Number Three Is A Must
After divorce, it can be all-too-easy to use credit as an easy fix when you’re going through hard times financially. Don’t fall for ads from companies promising to quickly fix or repair your credit. The process of repairing your credit and boosting your credit score will take months, sometimes years, and there are absolutely no shortcuts or quick fixes. The following are a few strategies that will help boost your credit score over a three-to-12-month period, depending on how badly your credit score has been impacted:
1. Pay all of your bills, especially your credit cards, car loan, student loans and monthly mortgage payments, on time.
Each time one of your creditors or lenders reports a late payment to the credit bureaus, your credit score takes a negative hit which won’t begin to rebound until you’ve demonstrated a track record of three, six, or 12 months of consistent on-time payments. Even one late payment can cause your credit score to drop considerably. In terms of protecting your credit score, make sure you pay at least the minimum amount due on each of your credit cards, for example.
2. Don’t apply for multiple credit cards or other types of loans within a short time period.
Having multiple inquiries appear on your credit reports, regardless of whether your application(s) are approved or denied, will have a negative impact on your credit score. If, however, you’re applying for a mortgage or car loan, within a 30- to 45-day period (depending on the credit bureau), you can have an unlimited number of inquiries for either a car loan or a mortgage, and have it count as just one inquiry as far as the impact on your credit score is concerned. This allows you to shop around for the best financing deals.
3. On each of your credit cards, keep your outstanding balance less than 35 percent of your overall credit line.
For example, if your credit limit is $1,000 on a credit card, keep your month-to-month balance under $350. If you’re utilizing more than 35 percent of your available credit on any given credit card (or on multiple cards), your credit score will be negatively impacted. Thus, while you might save money by consolidating several high interest credit card balances to a single, lower interest credit card, this could cause a dip in your credit score.
4. Don’t allow any of your bills to be turned over to a collections agency due to lack of payment.
This includes utility bills, cellular phone bills and medical bills. Having a collections account listed on your credit report causes a significant drop in your credit score.
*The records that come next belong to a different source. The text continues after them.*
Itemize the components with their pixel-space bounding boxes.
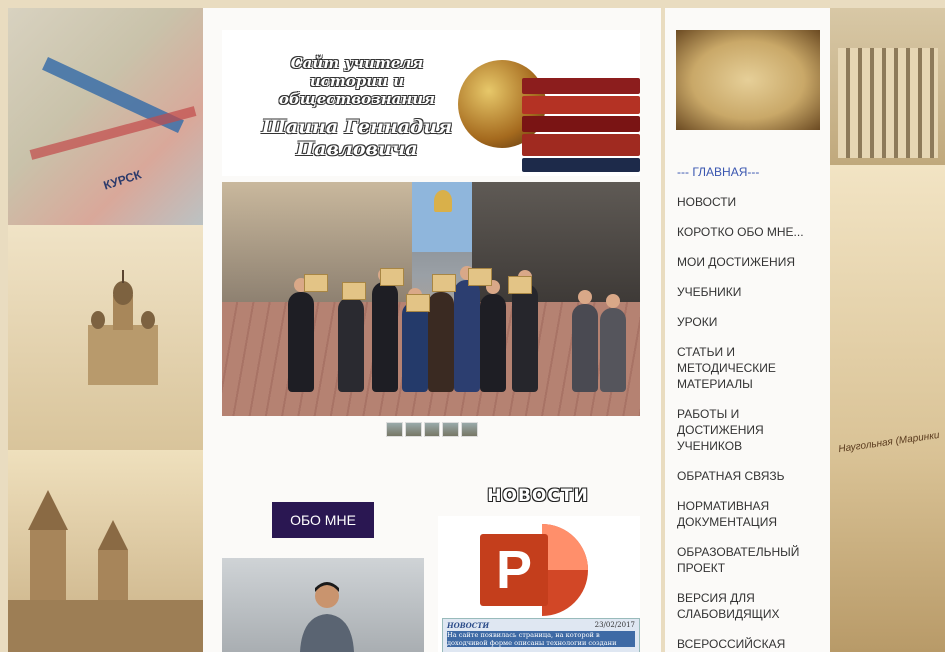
nav-item-home[interactable]: --- ГЛАВНАЯ---: [677, 164, 825, 180]
photo-person: [480, 280, 506, 392]
nav-item-all-russian[interactable]: ВСЕРОССИЙСКАЯ: [677, 636, 825, 652]
photo-certificate: [342, 282, 366, 300]
photo-certificate: [304, 274, 328, 292]
teacher-photo[interactable]: [222, 558, 424, 652]
banner-title: Шаина Геннадия Павловича: [261, 116, 453, 160]
photo-certificate: [468, 268, 492, 286]
nav-item-achievements[interactable]: МОИ ДОСТИЖЕНИЯ: [677, 254, 825, 270]
photo-person: [428, 278, 454, 392]
nav-item-articles[interactable]: СТАТЬИ И МЕТОДИЧЕСКИЕ МАТЕРИАЛЫ: [677, 344, 825, 392]
nav-item-accessibility[interactable]: ВЕРСИЯ ДЛЯ СЛАБОВИДЯЩИХ: [677, 590, 825, 622]
book-5: [522, 158, 640, 172]
photo-cathedral-dome: [434, 190, 452, 212]
building-columns: [838, 48, 938, 158]
photo-person: [402, 288, 428, 392]
news-preview-tag: НОВОСТИ: [447, 621, 490, 630]
nav-item-regulations[interactable]: НОРМАТИВНАЯ ДОКУМЕНТАЦИЯ: [677, 498, 825, 530]
news-heading: НОВОСТИ: [487, 486, 589, 506]
church-illustration: [88, 270, 158, 385]
nav-item-about[interactable]: КОРОТКО ОБО МНЕ...: [677, 224, 825, 240]
photo-person: [512, 270, 538, 392]
old-map-image: [676, 30, 820, 130]
slideshow-thumbnails: [386, 422, 478, 437]
book-1: [522, 78, 640, 94]
nav-item-student-works[interactable]: РАБОТЫ И ДОСТИЖЕНИЯ УЧЕНИКОВ: [677, 406, 825, 454]
news-preview-text: На сайте появилась страница, на которой …: [447, 631, 635, 647]
news-preview-date: 23/02/2017: [594, 621, 635, 629]
slide-thumbnail-3[interactable]: [423, 422, 441, 437]
photo-person: [288, 278, 314, 392]
slideshow-main-image[interactable]: [222, 182, 640, 416]
photo-certificate: [406, 294, 430, 312]
news-preview: НОВОСТИ 23/02/2017 На сайте появилась ст…: [442, 618, 640, 652]
fortress-drawing-image: [8, 450, 204, 652]
map-label-kursk: КУРСК: [101, 167, 144, 193]
book-3: [522, 116, 640, 132]
book-2: [522, 96, 640, 114]
nav-item-edu-project[interactable]: ОБРАЗОВАТЕЛЬНЫЙ ПРОЕКТ: [677, 544, 825, 576]
nav-item-feedback[interactable]: ОБРАТНАЯ СВЯЗЬ: [677, 468, 825, 484]
banner-subtitle: Сайт учителя истории и обществознания: [278, 54, 436, 108]
slide-thumbnail-2[interactable]: [404, 422, 422, 437]
about-me-button[interactable]: ОБО МНЕ: [272, 502, 374, 538]
old-town-drawing-image: Наугольная (Маринки: [828, 165, 945, 652]
book-4: [522, 134, 640, 156]
building-drawing-image: [828, 8, 945, 173]
nav-item-textbooks[interactable]: УЧЕБНИКИ: [677, 284, 825, 300]
books-icon: [522, 78, 640, 174]
photo-certificate: [508, 276, 532, 294]
church-drawing-image: [8, 225, 204, 465]
nav-item-lessons[interactable]: УРОКИ: [677, 314, 825, 330]
drawing-caption: Наугольная (Маринки: [837, 429, 941, 456]
photo-certificate: [432, 274, 456, 292]
photo-person: [454, 266, 480, 392]
photo-person: [600, 294, 626, 392]
slide-thumbnail-1[interactable]: [386, 422, 403, 437]
war-map-image: КУРСК: [8, 8, 204, 233]
slide-thumbnail-4[interactable]: [442, 422, 460, 437]
sidebar-navigation: --- ГЛАВНАЯ--- НОВОСТИ КОРОТКО ОБО МНЕ..…: [677, 158, 825, 652]
photo-certificate: [380, 268, 404, 286]
svg-text:P: P: [496, 540, 532, 600]
powerpoint-icon: P: [480, 524, 588, 616]
fortress-illustration: [8, 490, 204, 652]
teacher-figure: [300, 582, 354, 652]
map-arrow-red: [29, 106, 197, 160]
photo-person: [372, 268, 398, 392]
photo-person: [572, 290, 598, 392]
news-card[interactable]: P НОВОСТИ 23/02/2017 На сайте появилась …: [438, 516, 640, 652]
nav-item-news[interactable]: НОВОСТИ: [677, 194, 825, 210]
photo-person: [338, 283, 364, 392]
slide-thumbnail-5[interactable]: [461, 422, 478, 437]
site-header-banner[interactable]: Сайт учителя истории и обществознания Ша…: [222, 30, 640, 176]
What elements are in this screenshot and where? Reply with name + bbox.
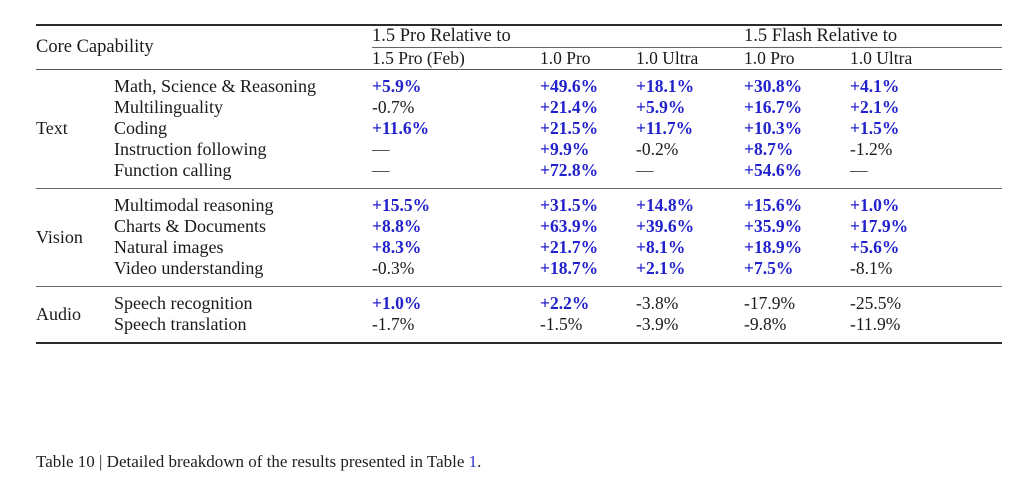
capability-label: Speech recognition xyxy=(114,293,253,313)
table-row: Natural images +8.3% +21.7% +8.1% +18.9% +5.6… xyxy=(36,237,1002,258)
value-cell-c5: +17.9% xyxy=(850,216,909,236)
table-row: Multilinguality -0.7% +21.4% +5.9% +16.7% +2.… xyxy=(36,97,1002,118)
value-cell-c1: +11.6% xyxy=(372,118,430,138)
value-cell-c5: +5.6% xyxy=(850,237,900,257)
value-cell-c1: +15.5% xyxy=(372,195,431,215)
value-cell-c3: +5.9% xyxy=(636,97,686,117)
value-cell-c3: +11.7% xyxy=(636,118,694,138)
value-cell-c5: -8.1% xyxy=(850,258,893,278)
value-cell-c5: +4.1% xyxy=(850,76,900,96)
value-cell-c4: +8.7% xyxy=(744,139,794,159)
value-cell-c5: — xyxy=(850,160,868,180)
table-figure: Core Capability 1.5 Pro Relative to 1.5 Fl… xyxy=(0,0,1024,502)
value-cell-c3: -0.2% xyxy=(636,139,679,159)
header-column-4: 1.0 Pro xyxy=(744,48,795,68)
value-cell-c2: +21.5% xyxy=(540,118,599,138)
value-cell-c3: +39.6% xyxy=(636,216,695,236)
capability-label: Natural images xyxy=(114,237,224,257)
value-cell-c3: +2.1% xyxy=(636,258,686,278)
section-bottom-padding xyxy=(36,181,1002,188)
capability-label: Function calling xyxy=(114,160,232,180)
caption-table-reference-link[interactable]: 1 xyxy=(469,452,478,471)
header-core-capability: Core Capability xyxy=(36,37,154,57)
value-cell-c3: — xyxy=(636,160,654,180)
capability-label: Charts & Documents xyxy=(114,216,266,236)
capability-label: Coding xyxy=(114,118,168,138)
table-row: Video understanding -0.3% +18.7% +2.1% +7.5%… xyxy=(36,258,1002,279)
value-cell-c4: +30.8% xyxy=(744,76,803,96)
value-cell-c5: +1.0% xyxy=(850,195,900,215)
value-cell-c4: +54.6% xyxy=(744,160,803,180)
value-cell-c4: -17.9% xyxy=(744,293,796,313)
table-row: Audio Speech recognition +1.0% +2.2% -3.8% -1… xyxy=(36,293,1002,324)
capability-label: Speech translation xyxy=(114,314,247,334)
value-cell-c5: +1.5% xyxy=(850,118,900,138)
value-cell-c2: +21.4% xyxy=(540,97,599,117)
header-column-3: 1.0 Ultra xyxy=(636,48,699,68)
table-row: Function calling — +72.8% — +54.6% — xyxy=(36,160,1002,181)
value-cell-c2: +49.6% xyxy=(540,76,599,96)
table-row: Charts & Documents +8.8% +63.9% +39.6% +35.9… xyxy=(36,216,1002,237)
capability-label: Math, Science & Reasoning xyxy=(114,76,316,96)
table-row: Vision Multimodal reasoning +15.5% +31.5% +1… xyxy=(36,195,1002,247)
capability-label: Video understanding xyxy=(114,258,264,278)
capability-label: Multimodal reasoning xyxy=(114,195,274,215)
table-bottom-rule xyxy=(36,341,1002,344)
value-cell-c5: -1.2% xyxy=(850,139,893,159)
value-cell-c4: +35.9% xyxy=(744,216,803,236)
header-row-groups: Core Capability 1.5 Pro Relative to 1.5 Fl… xyxy=(36,25,1002,57)
value-cell-c4: +15.6% xyxy=(744,195,803,215)
table-row: Text Math, Science & Reasoning +5.9% +49.6%… xyxy=(36,76,1002,138)
value-cell-c3: +14.8% xyxy=(636,195,695,215)
section-bottom-padding xyxy=(36,279,1002,286)
section-bottom-padding xyxy=(36,335,1002,342)
value-cell-c2: +31.5% xyxy=(540,195,599,215)
results-table: Core Capability 1.5 Pro Relative to 1.5 Fl… xyxy=(36,23,1002,344)
value-cell-c3: +8.1% xyxy=(636,237,686,257)
header-group-flash: 1.5 Flash Relative to xyxy=(744,26,898,46)
value-cell-c1: +8.3% xyxy=(372,237,422,257)
value-cell-c5: +2.1% xyxy=(850,97,900,117)
value-cell-c2: +9.9% xyxy=(540,139,590,159)
value-cell-c5: -11.9% xyxy=(850,314,901,334)
value-cell-c1: +1.0% xyxy=(372,293,422,313)
value-cell-c2: -1.5% xyxy=(540,314,583,334)
value-cell-c1: -1.7% xyxy=(372,314,415,334)
value-cell-c2: +18.7% xyxy=(540,258,599,278)
section-label-text: Text xyxy=(36,118,68,138)
value-cell-c1: +5.9% xyxy=(372,76,422,96)
section-label-audio: Audio xyxy=(36,303,81,324)
section-label-vision: Vision xyxy=(36,226,83,247)
caption-suffix: . xyxy=(477,452,482,471)
value-cell-c2: +72.8% xyxy=(540,160,599,180)
value-cell-c2: +2.2% xyxy=(540,293,590,313)
table-row: Coding +11.6% +21.5% +11.7% +10.3% +1.5% xyxy=(36,118,1002,139)
value-cell-c1: -0.3% xyxy=(372,258,415,278)
value-cell-c3: +18.1% xyxy=(636,76,695,96)
value-cell-c2: +63.9% xyxy=(540,216,599,236)
value-cell-c1: +8.8% xyxy=(372,216,422,236)
value-cell-c5: -25.5% xyxy=(850,293,902,313)
value-cell-c1: — xyxy=(372,139,390,159)
value-cell-c2: +21.7% xyxy=(540,237,599,257)
value-cell-c4: +18.9% xyxy=(744,237,803,257)
value-cell-c3: -3.8% xyxy=(636,293,679,313)
value-cell-c4: +7.5% xyxy=(744,258,794,278)
header-group-pro: 1.5 Pro Relative to xyxy=(372,26,511,46)
capability-label: Instruction following xyxy=(114,139,267,159)
header-column-5: 1.0 Ultra xyxy=(850,48,913,68)
value-cell-c4: +10.3% xyxy=(744,118,803,138)
value-cell-c3: -3.9% xyxy=(636,314,679,334)
header-column-1: 1.5 Pro (Feb) xyxy=(372,48,465,68)
capability-label: Multilinguality xyxy=(114,97,224,117)
caption-prefix: Table 10 | Detailed breakdown of the res… xyxy=(36,452,469,471)
value-cell-c1: — xyxy=(372,160,390,180)
value-cell-c4: +16.7% xyxy=(744,97,803,117)
header-column-2: 1.0 Pro xyxy=(540,48,591,68)
table-row: Instruction following — +9.9% -0.2% +8.7% -1.… xyxy=(36,139,1002,160)
value-cell-c1: -0.7% xyxy=(372,97,415,117)
table-caption: Table 10 | Detailed breakdown of the res… xyxy=(36,452,1002,472)
table-row: Speech translation -1.7% -1.5% -3.9% -9.8% -1… xyxy=(36,314,1002,335)
value-cell-c4: -9.8% xyxy=(744,314,787,334)
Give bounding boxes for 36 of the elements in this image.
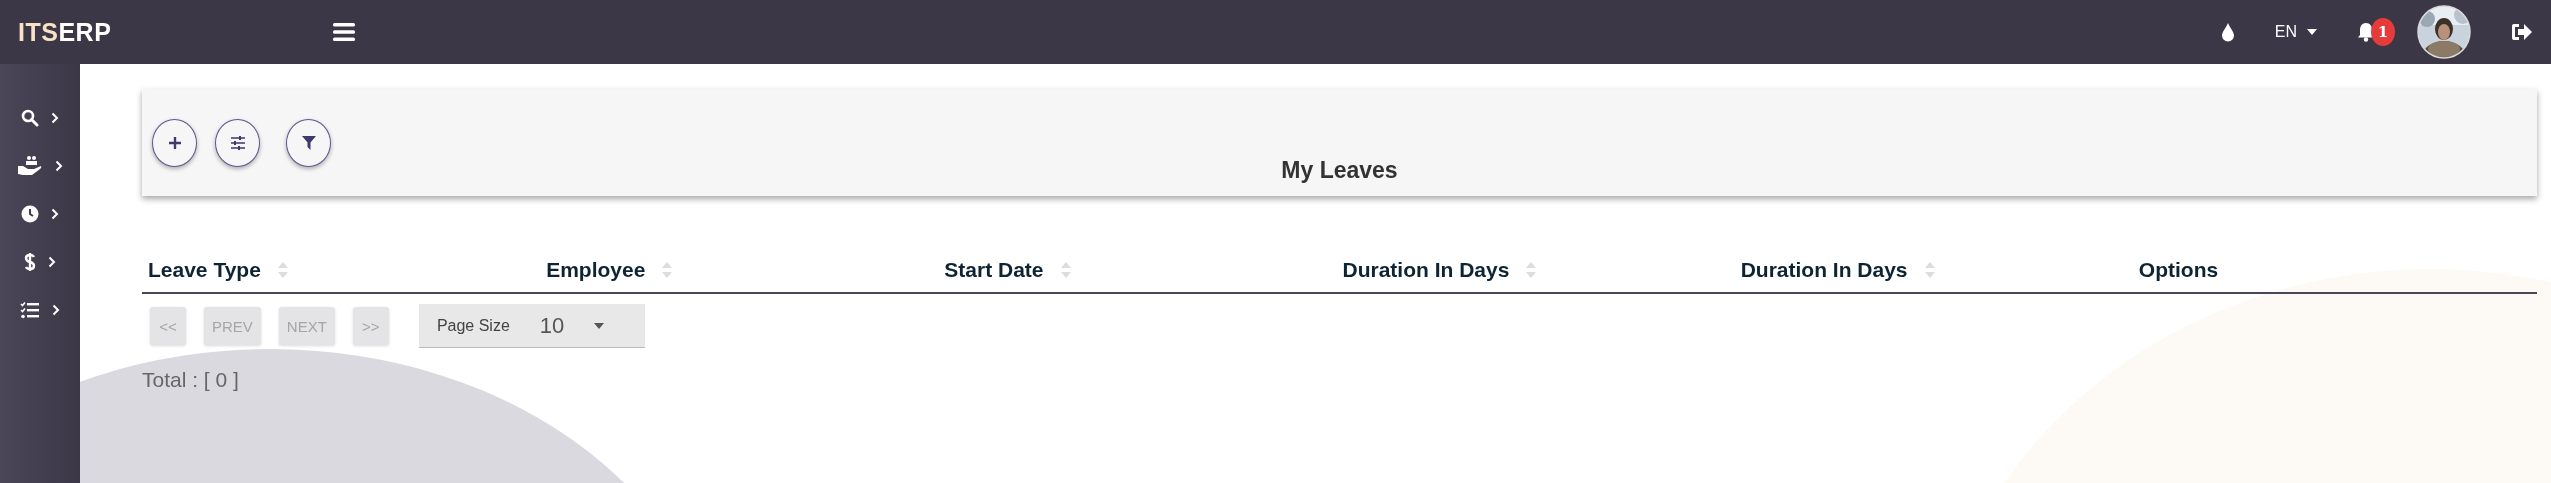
menu-icon[interactable] xyxy=(333,22,355,42)
caret-icon xyxy=(2307,29,2317,35)
chevron-right-icon xyxy=(48,256,56,268)
page-size-select[interactable]: Page Size 10 xyxy=(418,304,645,348)
page-size-value: 10 xyxy=(539,312,565,339)
column-header[interactable]: Employee xyxy=(546,258,646,282)
sliders-icon xyxy=(229,136,246,150)
chevron-right-icon xyxy=(51,208,59,220)
clock-icon xyxy=(21,205,39,223)
dollar-icon xyxy=(24,252,36,272)
drop-icon[interactable] xyxy=(2220,22,2235,42)
chevron-right-icon xyxy=(55,160,63,172)
language-dropdown[interactable]: EN xyxy=(2274,23,2317,41)
add-button[interactable] xyxy=(152,119,197,167)
filter-icon xyxy=(301,136,316,150)
search-icon xyxy=(21,109,39,127)
column-header[interactable]: Start Date xyxy=(944,258,1044,282)
filter-button[interactable] xyxy=(286,119,331,167)
column-header: Options xyxy=(2138,258,2219,282)
column-header[interactable]: Leave Type xyxy=(148,258,261,282)
checklist-icon xyxy=(20,301,40,319)
total-count: Total : [ 0 ] xyxy=(142,368,240,392)
columns-button[interactable] xyxy=(215,119,260,167)
logo-text: ITS xyxy=(18,17,59,46)
page-size-label: Page Size xyxy=(436,316,510,335)
caret-icon xyxy=(594,322,605,329)
column-header[interactable]: Duration In Days xyxy=(1342,258,1510,282)
notification-badge: 1 xyxy=(2371,18,2395,46)
page-title: My Leaves xyxy=(1281,156,1398,184)
plus-icon xyxy=(167,136,182,150)
logout-icon[interactable] xyxy=(2511,23,2533,41)
chevron-right-icon xyxy=(51,112,59,124)
column-header[interactable]: Duration In Days xyxy=(1740,258,1908,282)
logo-text: ERP xyxy=(58,17,112,46)
chevron-right-icon xyxy=(52,304,60,316)
hand-people-icon xyxy=(17,155,43,177)
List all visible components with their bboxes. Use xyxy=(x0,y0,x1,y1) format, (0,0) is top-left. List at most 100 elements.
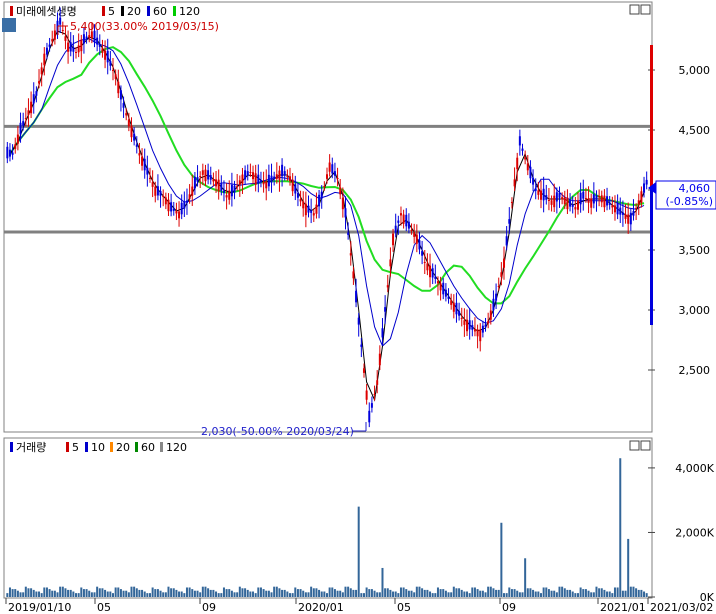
volume-bar xyxy=(30,588,33,597)
volume-bar xyxy=(640,589,643,597)
candle-body xyxy=(244,170,247,180)
candle-body xyxy=(16,134,19,144)
panel-settings-icon[interactable] xyxy=(2,18,16,32)
candle-body xyxy=(283,171,286,176)
volume-bar xyxy=(56,592,59,597)
candle-body xyxy=(122,103,125,108)
legend-marker xyxy=(110,442,113,452)
candle-body xyxy=(399,213,402,216)
volume-bar xyxy=(199,592,202,597)
minimize-icon[interactable] xyxy=(629,440,640,451)
candle-body xyxy=(555,192,558,202)
volume-bar xyxy=(296,589,299,597)
legend-item-5: 5 xyxy=(108,5,115,18)
candle-body xyxy=(294,184,297,194)
candle-body xyxy=(492,298,495,311)
volume-bar xyxy=(304,592,307,597)
candle-body xyxy=(331,164,334,174)
candle-body xyxy=(252,172,255,180)
volume-bar xyxy=(259,587,262,597)
candle-body xyxy=(407,221,410,229)
volume-bar xyxy=(230,590,233,597)
legend-marker xyxy=(160,442,163,452)
x-tick-label: 09 xyxy=(202,601,216,614)
candle-body xyxy=(405,214,408,227)
volume-bar xyxy=(151,587,154,597)
volume-bar xyxy=(193,590,196,597)
candle-body xyxy=(415,234,418,244)
candle-body xyxy=(85,36,88,39)
candle-body xyxy=(471,325,474,330)
candle-body xyxy=(220,183,223,191)
candle-body xyxy=(302,201,305,209)
candle-body xyxy=(125,113,128,116)
candle-body xyxy=(357,317,360,325)
volume-bar xyxy=(392,591,395,597)
volume-bar xyxy=(508,587,511,597)
candle-body xyxy=(304,203,307,216)
volume-bar xyxy=(542,587,545,597)
candle-body xyxy=(130,125,133,138)
volume-bar xyxy=(466,591,469,597)
volume-bar xyxy=(289,593,292,597)
volume-bar xyxy=(88,590,91,597)
candle-body xyxy=(436,281,439,284)
legend-marker xyxy=(147,6,150,16)
candle-body xyxy=(82,34,85,44)
volume-bar xyxy=(228,589,231,597)
y-tick-label: 3,500 xyxy=(679,244,711,257)
candle-body xyxy=(439,283,442,291)
volume-bar xyxy=(146,593,149,597)
candle-body xyxy=(8,149,11,157)
volume-bar xyxy=(473,587,476,597)
volume-bar xyxy=(521,592,524,597)
maximize-icon[interactable] xyxy=(640,440,651,451)
volume-bar xyxy=(310,586,313,597)
maximize-icon[interactable] xyxy=(640,4,651,15)
volume-bar xyxy=(191,589,194,597)
candle-body xyxy=(267,174,270,187)
volume-bar xyxy=(489,586,492,597)
volume-bar xyxy=(252,591,255,597)
volume-bar xyxy=(80,587,83,597)
volume-bar xyxy=(262,589,265,597)
candle-body xyxy=(151,182,154,187)
candle-body xyxy=(347,232,350,235)
volume-bar xyxy=(590,592,593,597)
candle-body xyxy=(621,212,624,215)
volume-bar xyxy=(569,589,572,597)
volume-bar xyxy=(101,588,104,597)
candle-body xyxy=(537,190,540,195)
volume-bar xyxy=(434,593,437,597)
volume-bar xyxy=(183,593,186,597)
candle-body xyxy=(505,236,508,246)
volume-bar xyxy=(225,589,228,597)
candle-body xyxy=(394,225,397,233)
candle-body xyxy=(635,208,638,209)
candle-body xyxy=(156,186,159,196)
volume-bar xyxy=(450,592,453,597)
volume-bar xyxy=(458,588,461,597)
candle-body xyxy=(529,166,532,179)
candle-body xyxy=(574,207,577,210)
candle-body xyxy=(484,324,487,327)
volume-bar xyxy=(302,590,305,597)
candle-body xyxy=(476,329,479,337)
volume-bar xyxy=(315,588,318,597)
volume-bar xyxy=(61,586,64,597)
minimize-icon[interactable] xyxy=(629,4,640,15)
candle-body xyxy=(281,164,284,177)
x-tick-label: 09 xyxy=(502,601,516,614)
volume-bar xyxy=(64,588,67,597)
volume-bar xyxy=(370,589,373,597)
candle-body xyxy=(645,179,648,185)
volume-bar xyxy=(217,593,220,597)
candle-body xyxy=(35,91,38,96)
volume-bar xyxy=(11,589,14,597)
volume-bar xyxy=(22,592,25,597)
candle-body xyxy=(191,186,194,196)
volume-bar xyxy=(307,592,310,597)
candle-body xyxy=(112,70,114,71)
y-tick-label: 3,000 xyxy=(679,304,711,317)
volume-bar xyxy=(180,591,183,597)
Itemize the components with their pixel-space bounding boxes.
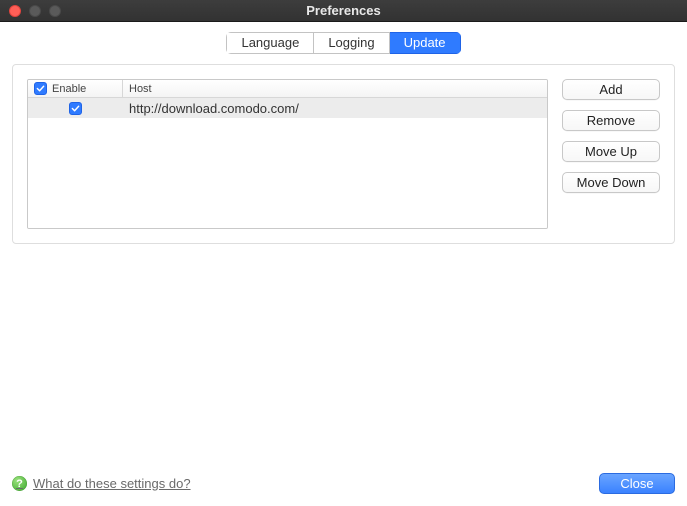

A collections account will remain on your credit report even if the bill is ultimately paid in full, unless you negotiate with the creditor to have the negative information removed. Many people refuse to pay medical bills that they believe their health insurance company was supposed to cover. Instead of avoiding these bills and allowing them to be turned over to a collections agency, set up a payment plan with the doctor or hospital while you negotiate with your health insurance provider.
5. Have any erroneous or out-of-date information on your credit reports removed.
Most trade lines will remain on your credit report for seven years. After that period, you can have the information removed by contacting the credit bureaus. If you notice errors on your credit report, contact the creditor or lender, plus file a dispute with the credit bureaus.
Once you establish a line of credit, get approved for a loan, or pursue some other type of financing, it’s essential that you be responsible and adhere to your agreement with the creditor or lender. If, for whatever reason, you can’t meet your month-to-month obligations, contact your creditors immediately, explain the situation, and negotiate an amicable solution. Don’t simply ignore the bills and assume they’ll go away with no negative repercussions. Your lenders will generally be willing to work with you if you experience a sudden loss of income, illness, or some other type of emergency.
Maintaining an average or above average credit score is essential. It is, however, entirely your responsibility to protect your credit score by maintaining positive relationships with your creditors and lenders.